Pressure for a travel ban continued to increase Monday, with Louisiana Gov. Bobby Jindal signing an executive order imposing restrictions on public employees and students at public colleges in his state. The order requires any of them traveling to Ebola-affected countries to alert state officials and says state agencies should be prepared to impose a 21-day monitoring plan for anyone returning from those countries.

“The federal government, to date, has failed to implement protections at the national level to prevent the entry of the Ebola virus disease into the United States of America,” Mr. Jindal wrote in the executive order.
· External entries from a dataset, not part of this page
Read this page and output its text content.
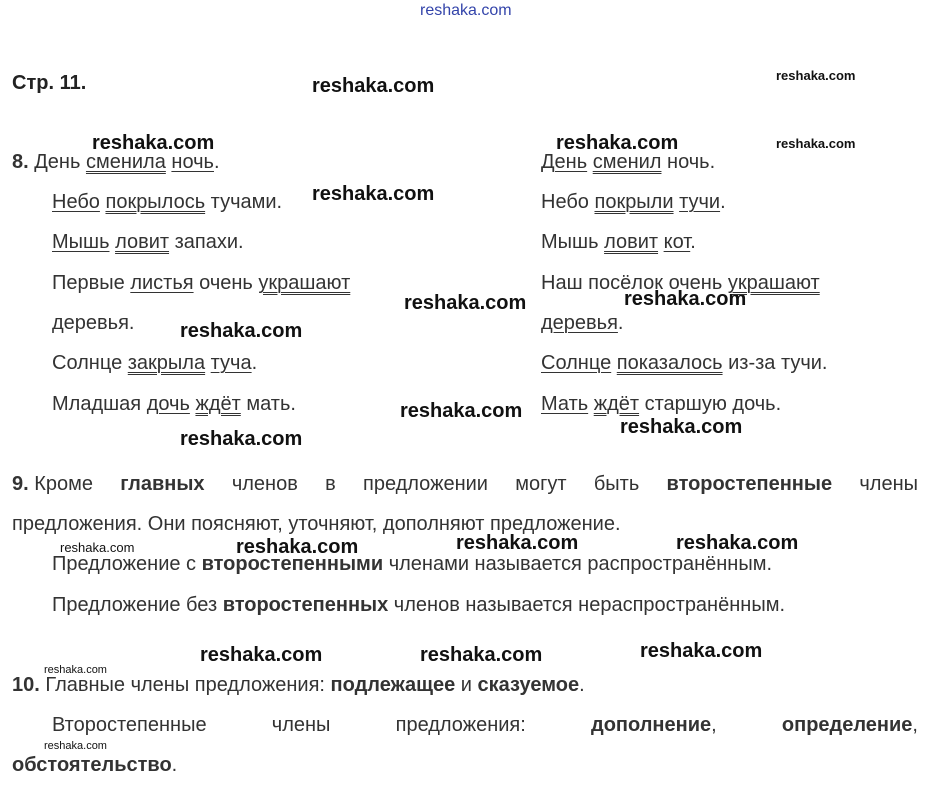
reshaka.com
reshaka.com	reshaka.com
reshaka.com	reshaka.com	reshaka.com
reshaka.com
reshaka.com	reshaka.com
reshaka.com
reshaka.com
reshaka.com
reshaka.com
reshaka.com	reshaka.com	reshaka.com	reshaka.com
reshaka.com	reshaka.com	reshaka.com
reshaka.com
reshaka.com
Стр. 11.
8. День сменила ночь.
Небо покрылось тучами.
Мышь ловит запахи.
Первые листья очень украшают
деревья.
Солнце закрыла туча.
Младшая дочь ждёт мать.
День сменил ночь.
Небо покрыли тучи.
Мышь ловит кот.
Наш посёлок очень украшают
деревья.
Солнце показалось из-за тучи.
Мать ждёт старшую дочь.
9. Кроме главных членов в предложении могут быть второстепенные члены
предложения. Они поясняют, уточняют, дополняют предложение.
Предложение с второстепенными членами называется распространённым.
Предложение без второстепенных членов называется нераспространённым.
10. Главные члены предложения: подлежащее и сказуемое.
Второстепенные	члены	предложения:	дополнение,	определение,
обстоятельство.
A number of lawmakers, both in the states and on Capitol Hill, have urged Mr. Obama to stop issuing visas to citizens from Liberia, Guinea and Sierra Leone, the three countries seeing the worst of the outbreak. Others have called for a full-blown travel ban.

Mr. Obama, however, has rejected those calls, saying his health officials have told him travel restrictions could actually hurt. Those officials say if the U.S. bans entry, infected travelers will just try to sneak into the U.S., thereby avoiding the temperature-taking procedures put in place at five airports.

Duncan, the Liberian man who brought Ebola to the U.S., traveled before he showed symptoms and told screeners he hadn’t had contact with anyone infected with the disease in Africa — a claim that turned out to be untrue.

Duncan died earlier this month. Nearly four dozen individuals who had been under isolation for potential contact with him have been released from isolation, but dozens of others who had contact with the two nurses that contracted the disease from him remain under watch.

In Africa, Senegal and Nigeria have now been deemed to have beaten Ebola outbreaks after 42 days passed since the last cases were diagnosed.

Nigeria implemented some flight bans for certain air carriers but didn’t ban all travel. Senegal, whose outbreak was declared over last week, did ban flights and closed its borders — both land crossings with Guinea as well as refusing vessels from Guinea, Sierra Leone and Liberia.

WHO officials said Nigeria’s outbreak stemmed from a Liberian man who brought the disease to Lagos, Africa’s most populous city, on July 20. That man, who died five days later, set off a chain that infected a total of 19 people, seven of whom died.

Senegal had a single case.

With those two countries cleared, just Liberia, Sierra Leone, Guinea, Spain and the U.S. remain on the list of countries with cases.

International SOS, which has been tracking the disease, said 49.4 percent of the more than 9,200 suspected or confirmed cases worldwide have been fatal.